Viral microRNAs Identified in Human Dental Pulp

Sheng Zhong, DDS, MS,1,2,# Afsar Naqvi, PhD,3,# Eric Bair, PhD,2 Salvador Nares, PhD, DDS,3 and Asma Khan, BDS, PhD2

Abstract

Introduction

MicroRNAs (miRs) are a family of non-coding RNAs that regulate gene expression. They are ubiquitous among multicellular eukaryotes and are also encoded by some viruses. Upon infection, viral miRs (vmiRs) can potentially target gene expression in the host and alter the immune response. While prior studies have reported viral infections in human pulps, the role of vmiRs in pulpal disease is yet to be explored. The purpose of this study was to examine the expression of vmiRs in normal and diseased pulps and to identify potential target genes.

Methods

Total RNA was extracted and quantified from normal and inflamed human pulps (N=28). Expression profiles of vmiRs were then interrogated using miRNA Microarrays (V3) and the miRNA Complete Labeling and Hyb Kit (Agilent Technologies, Santa Clara, CA). To identify vmiRs that were differentially expressed, we applied a permutation test.

Results

Of the 12 vmiRs detected in the pulp, 4 vmiRs (including those from herpes virus and human cytomegalovirus) were differentially expressed in inflamed pulps as compared to normal pulps (p<.05). Using bioinformatics we identified potential target genes for the differentially expressed vmiRs. They included key mediators involved in the detection of microbial ligands, chemotaxis, proteolysis, cytokines and signal transduction molecules.

Conclusions

This data suggests that miRs may play a role in interspecies regulation of pulpal health and disease. Further research is needed to elucidate the mechanisms by which vmiRs can potentially modulate the host response in pulpal disease.

Introduction

MicroRNAs (miRs) are 21-24 nucleotides (nt) long, single stranded, non-coding RNAs. By fine-tuning the transcriptome, they regulate most fundamental biological processes including cell differentiation, signaling, cell death and pathogen response (1,2). miRs are transcribed as long precursor transcripts called primary-miRs (pri-miRs) by RNA polymerase II. The localized stem-loop structure on pri-miR is recognized by Drosha to release ~60-80 nt pre-miR in the nucleus. These imperfectly paired stem-loops are exported to the cytoplasm and are processed by Dicer to enzymatically generate miR duplexes. Of the two strands, the mature miR strand is finally loaded onto RNA-induced silencing complexes (mi-RISC) while the passenger (star) strand is generally degraded. The mature miR guides the protein machinery to regulate mRNAs and eventually affects translation.

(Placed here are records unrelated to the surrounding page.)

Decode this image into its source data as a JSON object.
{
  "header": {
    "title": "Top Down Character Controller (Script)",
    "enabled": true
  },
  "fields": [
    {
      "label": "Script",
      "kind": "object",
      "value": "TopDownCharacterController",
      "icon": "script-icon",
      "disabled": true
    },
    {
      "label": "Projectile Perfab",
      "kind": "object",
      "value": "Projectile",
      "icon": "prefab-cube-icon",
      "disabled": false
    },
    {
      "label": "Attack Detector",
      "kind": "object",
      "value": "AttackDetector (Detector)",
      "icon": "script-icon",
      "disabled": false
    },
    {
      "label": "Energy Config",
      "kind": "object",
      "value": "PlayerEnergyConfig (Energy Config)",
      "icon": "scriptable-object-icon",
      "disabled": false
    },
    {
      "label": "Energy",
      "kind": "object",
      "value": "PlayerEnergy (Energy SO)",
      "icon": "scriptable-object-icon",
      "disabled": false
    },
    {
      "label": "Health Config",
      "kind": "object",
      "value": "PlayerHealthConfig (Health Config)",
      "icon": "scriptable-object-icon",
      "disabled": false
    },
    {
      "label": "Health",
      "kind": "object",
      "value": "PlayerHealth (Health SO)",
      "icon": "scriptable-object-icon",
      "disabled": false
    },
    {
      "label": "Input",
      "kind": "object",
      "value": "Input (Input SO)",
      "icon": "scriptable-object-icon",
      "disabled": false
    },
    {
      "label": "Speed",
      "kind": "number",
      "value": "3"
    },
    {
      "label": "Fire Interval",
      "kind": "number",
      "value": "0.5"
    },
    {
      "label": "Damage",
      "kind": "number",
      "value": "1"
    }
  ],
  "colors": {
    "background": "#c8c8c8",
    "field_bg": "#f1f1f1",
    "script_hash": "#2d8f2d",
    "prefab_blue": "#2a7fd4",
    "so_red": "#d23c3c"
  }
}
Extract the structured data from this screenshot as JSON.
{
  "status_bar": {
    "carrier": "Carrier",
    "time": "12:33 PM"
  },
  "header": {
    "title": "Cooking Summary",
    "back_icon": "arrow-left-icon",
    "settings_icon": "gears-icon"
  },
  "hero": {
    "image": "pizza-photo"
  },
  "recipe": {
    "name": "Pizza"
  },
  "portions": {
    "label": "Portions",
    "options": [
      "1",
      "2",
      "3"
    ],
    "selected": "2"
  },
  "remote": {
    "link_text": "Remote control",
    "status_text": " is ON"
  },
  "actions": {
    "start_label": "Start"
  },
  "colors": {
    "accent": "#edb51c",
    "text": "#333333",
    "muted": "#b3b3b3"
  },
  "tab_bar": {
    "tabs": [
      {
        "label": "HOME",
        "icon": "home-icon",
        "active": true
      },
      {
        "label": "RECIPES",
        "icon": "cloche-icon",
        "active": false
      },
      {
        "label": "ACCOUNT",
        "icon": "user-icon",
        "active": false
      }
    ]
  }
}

Recent studies show that viruses, especially those with DNA genome, encode miRs in order to regulate their life cycle inside the host (3-5). The viral transcripts generated in the nucleus are recognized by the host proteins and processed in a way similar to the canonical miR pathway. Viral pri-miRs are primarily transcribed by polymerase II; however, it has been shown that polymerase III generates tRNA-like miR precursors in murine gamma herpesvirus type 68 (6). Following the discovery of vmiRs in Epstein-Barr virus (EBV), several herpesvirus families were later found to encode miRs. To date, more than 250 different miRs of viral origin have been identified and the list continues to expand (7).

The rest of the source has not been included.